The conflicting results are accounted for: When a communicator has high credibility, the greater the discrepancy between the view he or she advocates and the view of the audience, the more the audience will be persuaded; on the other hand, when a communicator's credibility is doubtful or slim, he or she will produce maximum opinion change at moderate discrepancies. ( page 194 )
This information is particularly important for Scientologists. Hubbard starts very often with doctrine that seems acceptable, like The Way To Happiness or Scientology front groups pretending to do social betterment. Or basic books that don't seem as outlandish as later doctrine. Hubbard was building trust and the opinion that he is an authority on the mind and life before expressing his more extreme ideas. This is quite often the way the introductory routes into Scientology are designed.

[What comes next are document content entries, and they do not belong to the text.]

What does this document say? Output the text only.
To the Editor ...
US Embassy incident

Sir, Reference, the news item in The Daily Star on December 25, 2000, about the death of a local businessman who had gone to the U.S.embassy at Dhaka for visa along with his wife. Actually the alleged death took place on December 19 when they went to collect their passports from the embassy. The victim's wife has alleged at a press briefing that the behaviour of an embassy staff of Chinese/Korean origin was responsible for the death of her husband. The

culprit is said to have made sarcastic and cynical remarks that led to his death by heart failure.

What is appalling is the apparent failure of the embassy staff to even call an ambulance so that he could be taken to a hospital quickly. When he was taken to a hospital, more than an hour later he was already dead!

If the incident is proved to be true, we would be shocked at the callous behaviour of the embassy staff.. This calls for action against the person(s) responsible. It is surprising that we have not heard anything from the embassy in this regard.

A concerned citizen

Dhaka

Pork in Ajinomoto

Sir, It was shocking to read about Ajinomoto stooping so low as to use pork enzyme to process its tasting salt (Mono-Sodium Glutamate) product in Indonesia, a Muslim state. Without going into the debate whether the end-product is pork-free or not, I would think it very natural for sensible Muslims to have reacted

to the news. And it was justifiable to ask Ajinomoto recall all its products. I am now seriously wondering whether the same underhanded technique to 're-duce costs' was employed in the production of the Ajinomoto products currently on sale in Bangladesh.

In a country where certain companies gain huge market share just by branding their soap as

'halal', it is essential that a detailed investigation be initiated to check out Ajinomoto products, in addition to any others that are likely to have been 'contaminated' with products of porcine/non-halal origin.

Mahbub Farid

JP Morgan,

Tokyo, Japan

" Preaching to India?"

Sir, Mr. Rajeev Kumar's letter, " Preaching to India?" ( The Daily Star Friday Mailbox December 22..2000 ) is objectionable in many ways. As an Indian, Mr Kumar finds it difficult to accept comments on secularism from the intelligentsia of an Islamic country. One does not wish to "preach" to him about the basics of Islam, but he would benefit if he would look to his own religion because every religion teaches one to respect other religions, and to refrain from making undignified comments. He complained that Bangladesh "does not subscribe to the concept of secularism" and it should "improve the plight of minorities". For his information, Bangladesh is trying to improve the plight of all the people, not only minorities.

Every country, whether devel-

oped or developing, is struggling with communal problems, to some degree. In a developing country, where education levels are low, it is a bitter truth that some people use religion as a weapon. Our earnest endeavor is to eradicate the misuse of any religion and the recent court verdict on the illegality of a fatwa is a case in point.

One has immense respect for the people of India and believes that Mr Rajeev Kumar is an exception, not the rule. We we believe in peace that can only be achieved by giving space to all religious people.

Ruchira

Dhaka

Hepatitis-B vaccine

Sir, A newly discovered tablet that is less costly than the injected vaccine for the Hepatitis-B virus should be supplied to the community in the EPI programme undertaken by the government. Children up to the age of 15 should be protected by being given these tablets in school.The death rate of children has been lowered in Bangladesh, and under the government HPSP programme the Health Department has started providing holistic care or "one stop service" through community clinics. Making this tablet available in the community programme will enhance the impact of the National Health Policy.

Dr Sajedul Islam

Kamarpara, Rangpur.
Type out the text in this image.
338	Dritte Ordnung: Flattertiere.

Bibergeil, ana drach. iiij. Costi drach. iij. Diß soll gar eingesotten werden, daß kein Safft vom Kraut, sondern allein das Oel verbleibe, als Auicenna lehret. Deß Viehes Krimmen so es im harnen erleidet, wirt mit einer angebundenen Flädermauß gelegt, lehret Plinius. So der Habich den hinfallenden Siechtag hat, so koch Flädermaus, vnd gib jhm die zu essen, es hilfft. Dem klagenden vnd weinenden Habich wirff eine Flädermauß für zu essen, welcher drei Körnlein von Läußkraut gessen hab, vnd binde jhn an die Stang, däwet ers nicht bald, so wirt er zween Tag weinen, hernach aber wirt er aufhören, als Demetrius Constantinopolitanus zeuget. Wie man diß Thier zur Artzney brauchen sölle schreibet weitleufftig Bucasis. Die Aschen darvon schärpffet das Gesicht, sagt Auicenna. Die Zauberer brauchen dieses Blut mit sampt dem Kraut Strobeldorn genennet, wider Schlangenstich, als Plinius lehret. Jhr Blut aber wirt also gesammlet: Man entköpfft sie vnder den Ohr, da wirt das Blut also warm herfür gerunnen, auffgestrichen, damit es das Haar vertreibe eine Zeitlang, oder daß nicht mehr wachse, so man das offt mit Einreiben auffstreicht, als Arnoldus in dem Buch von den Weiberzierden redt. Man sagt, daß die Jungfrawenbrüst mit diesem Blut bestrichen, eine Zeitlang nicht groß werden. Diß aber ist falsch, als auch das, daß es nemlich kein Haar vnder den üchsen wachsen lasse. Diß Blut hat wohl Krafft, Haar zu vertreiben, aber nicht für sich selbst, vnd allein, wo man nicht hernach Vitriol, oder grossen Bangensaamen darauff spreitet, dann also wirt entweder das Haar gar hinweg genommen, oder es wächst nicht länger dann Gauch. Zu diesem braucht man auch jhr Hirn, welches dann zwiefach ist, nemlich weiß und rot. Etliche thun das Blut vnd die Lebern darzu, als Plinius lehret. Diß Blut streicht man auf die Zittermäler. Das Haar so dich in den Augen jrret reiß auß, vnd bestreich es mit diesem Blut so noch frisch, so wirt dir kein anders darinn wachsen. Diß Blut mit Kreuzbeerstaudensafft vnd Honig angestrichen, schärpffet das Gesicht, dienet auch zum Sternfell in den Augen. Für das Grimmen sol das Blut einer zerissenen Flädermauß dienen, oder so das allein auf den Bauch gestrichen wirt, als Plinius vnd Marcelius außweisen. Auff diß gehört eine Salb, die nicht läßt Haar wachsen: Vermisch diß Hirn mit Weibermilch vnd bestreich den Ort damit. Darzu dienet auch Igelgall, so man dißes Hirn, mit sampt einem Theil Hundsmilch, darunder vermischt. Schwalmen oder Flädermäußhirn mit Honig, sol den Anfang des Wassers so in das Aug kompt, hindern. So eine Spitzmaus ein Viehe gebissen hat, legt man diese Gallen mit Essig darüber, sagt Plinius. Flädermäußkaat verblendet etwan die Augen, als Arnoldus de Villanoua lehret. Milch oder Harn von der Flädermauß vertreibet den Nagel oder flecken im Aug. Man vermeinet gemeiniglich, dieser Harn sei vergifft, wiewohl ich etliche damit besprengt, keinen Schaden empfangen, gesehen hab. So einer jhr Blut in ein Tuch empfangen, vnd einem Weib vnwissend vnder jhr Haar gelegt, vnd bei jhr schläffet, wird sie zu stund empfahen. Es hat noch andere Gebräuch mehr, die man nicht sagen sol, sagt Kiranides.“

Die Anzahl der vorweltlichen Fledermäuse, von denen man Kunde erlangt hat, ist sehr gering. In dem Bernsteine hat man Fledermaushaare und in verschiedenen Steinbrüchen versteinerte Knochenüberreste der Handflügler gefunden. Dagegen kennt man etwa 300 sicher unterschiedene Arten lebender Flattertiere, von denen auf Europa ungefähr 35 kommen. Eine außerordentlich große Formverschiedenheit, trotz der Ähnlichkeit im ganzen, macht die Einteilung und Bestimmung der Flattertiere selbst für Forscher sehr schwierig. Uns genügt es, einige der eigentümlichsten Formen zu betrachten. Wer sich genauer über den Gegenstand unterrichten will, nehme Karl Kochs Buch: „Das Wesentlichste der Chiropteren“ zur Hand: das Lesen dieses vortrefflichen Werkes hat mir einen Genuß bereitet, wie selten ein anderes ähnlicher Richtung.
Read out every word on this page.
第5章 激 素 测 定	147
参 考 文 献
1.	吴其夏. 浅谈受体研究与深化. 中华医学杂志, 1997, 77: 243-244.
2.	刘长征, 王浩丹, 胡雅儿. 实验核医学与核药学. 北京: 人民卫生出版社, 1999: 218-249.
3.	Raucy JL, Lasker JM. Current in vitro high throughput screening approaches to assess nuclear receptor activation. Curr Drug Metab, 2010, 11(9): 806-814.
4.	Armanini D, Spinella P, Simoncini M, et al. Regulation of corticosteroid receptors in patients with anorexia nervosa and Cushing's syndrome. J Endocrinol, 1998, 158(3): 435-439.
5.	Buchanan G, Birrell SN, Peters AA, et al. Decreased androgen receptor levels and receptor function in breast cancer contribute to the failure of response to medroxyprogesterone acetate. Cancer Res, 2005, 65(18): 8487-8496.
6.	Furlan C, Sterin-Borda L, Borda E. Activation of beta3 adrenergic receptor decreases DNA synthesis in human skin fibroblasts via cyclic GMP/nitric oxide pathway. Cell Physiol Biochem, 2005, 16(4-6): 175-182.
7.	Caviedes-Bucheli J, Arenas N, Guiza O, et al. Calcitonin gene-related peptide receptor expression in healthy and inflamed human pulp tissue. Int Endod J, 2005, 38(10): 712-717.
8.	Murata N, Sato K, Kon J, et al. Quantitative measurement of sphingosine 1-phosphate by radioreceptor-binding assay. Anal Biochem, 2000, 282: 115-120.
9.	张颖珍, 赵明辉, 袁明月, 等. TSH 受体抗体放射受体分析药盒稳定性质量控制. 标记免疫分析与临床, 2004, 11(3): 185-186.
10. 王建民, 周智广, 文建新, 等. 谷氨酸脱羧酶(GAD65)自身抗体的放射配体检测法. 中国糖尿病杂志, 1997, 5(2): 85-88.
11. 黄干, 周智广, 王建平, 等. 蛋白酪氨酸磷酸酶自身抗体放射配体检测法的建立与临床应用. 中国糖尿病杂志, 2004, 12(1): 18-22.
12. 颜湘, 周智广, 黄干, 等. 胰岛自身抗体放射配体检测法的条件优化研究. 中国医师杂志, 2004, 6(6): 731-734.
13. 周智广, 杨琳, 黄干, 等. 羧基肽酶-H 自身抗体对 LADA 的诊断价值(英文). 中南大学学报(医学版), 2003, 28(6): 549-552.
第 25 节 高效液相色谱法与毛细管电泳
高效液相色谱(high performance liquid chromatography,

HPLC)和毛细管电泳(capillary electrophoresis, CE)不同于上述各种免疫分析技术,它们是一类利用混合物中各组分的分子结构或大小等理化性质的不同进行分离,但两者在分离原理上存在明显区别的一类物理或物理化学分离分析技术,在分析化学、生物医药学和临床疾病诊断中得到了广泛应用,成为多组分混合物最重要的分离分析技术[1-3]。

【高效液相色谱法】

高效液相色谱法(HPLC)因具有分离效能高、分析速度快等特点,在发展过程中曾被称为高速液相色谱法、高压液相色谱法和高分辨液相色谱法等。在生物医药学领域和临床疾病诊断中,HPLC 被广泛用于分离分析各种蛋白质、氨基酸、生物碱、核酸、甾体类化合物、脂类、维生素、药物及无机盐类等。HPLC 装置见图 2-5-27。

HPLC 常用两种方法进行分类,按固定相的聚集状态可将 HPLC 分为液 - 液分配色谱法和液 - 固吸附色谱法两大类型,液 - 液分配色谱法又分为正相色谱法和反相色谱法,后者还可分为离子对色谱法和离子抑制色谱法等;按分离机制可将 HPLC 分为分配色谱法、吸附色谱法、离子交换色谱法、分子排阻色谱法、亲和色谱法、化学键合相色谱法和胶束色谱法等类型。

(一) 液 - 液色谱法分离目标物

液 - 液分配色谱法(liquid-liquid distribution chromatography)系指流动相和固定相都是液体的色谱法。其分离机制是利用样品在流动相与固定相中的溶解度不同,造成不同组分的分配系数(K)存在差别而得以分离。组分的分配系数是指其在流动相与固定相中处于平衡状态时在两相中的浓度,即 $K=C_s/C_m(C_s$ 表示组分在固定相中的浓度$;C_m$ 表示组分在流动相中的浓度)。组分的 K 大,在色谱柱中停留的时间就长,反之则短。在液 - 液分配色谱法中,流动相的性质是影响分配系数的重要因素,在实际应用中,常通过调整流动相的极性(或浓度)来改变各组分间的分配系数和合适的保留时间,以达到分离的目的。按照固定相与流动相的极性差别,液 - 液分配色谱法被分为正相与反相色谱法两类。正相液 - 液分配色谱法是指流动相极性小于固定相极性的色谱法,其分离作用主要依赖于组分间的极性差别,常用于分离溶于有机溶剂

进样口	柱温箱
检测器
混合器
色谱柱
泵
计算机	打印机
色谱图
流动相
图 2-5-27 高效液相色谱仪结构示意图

This is a fundamental part of the intentional design of the cult. You are if recruited as an adult encouraged to do something that sounds like it may take a small change, perhaps read a book or take a short inexpensive seminar. Consider that a self help class, positive attitude or mild therapy could help people. Not too big a change.
You get told you can believe any religion and participate, seems easy to try. Then very gradually, over small increments you are told more extreme ideas and asked, then demanded to give more time and money to the cult. Finally for most Scientologists all or nearly all of your decision making is required to be under the cult's control.
Hubbard understood from hypnotism the value of authority. He knew attaining and building it was crucial for influencing his followers. He knew a bait and switch of small requests that seem reasonable could become a totalitarian organization and abusive relationship if he built the prestige of an infallible uniquely qualified genius in the minds of his victims. He could by drawing people in with sweet sounding words, gain the opportunity to become indispensable and even sacred to people. Then , and only then, he could entirely enslave them as no counterarguing would be seen as rational.
He gave people the impression of being a humanitarian with authority over a multitude of subjects. Then built the illusion of benefit from his indoctrination and therapy via hypnosis. The euphoria of hypnosis was relabeled as mental and spiritual improvements. This bolstered his claims. Loaded language also reinforces this.
He then achieves even more reinforcement as most cult members are immersed in the cult environment and have peer pressure help to use the bandwagon effect to act as social proof Scientology is correct. And people who counterargue in the cult are ruthlessly oppressed and censored, even shunned. People outside the cult who are friends or family and counterargue are silenced or disconnected from and declared suppressive persons, effectively acting as character assassination.
To overcome Hubbard's influence the willingness to counterargue within the individual cult member must be reactivated. Obviously the longer they are in and the more committed the more forbidden this will feel. But it can and does happen.
Hubbard's perceived authority, the fraudulent results he "proves", and the desires to be consistent, accepted, and obedient to a recognized expert all are the bars and walls in the prison of belief. I hope this information helps to tear them down, and to see them as well. I want people to be helped in their recovery, but also to have compassion for Scientologists.
They are people with blind faith, but cult expert Rick Ross has said "Who blinded them ?". Any of us can be lied to and deceived. It doesn't make us stupid or evil, just human. After twenty five years in Scientology I may have some authority on this. Not to influence you too much with it.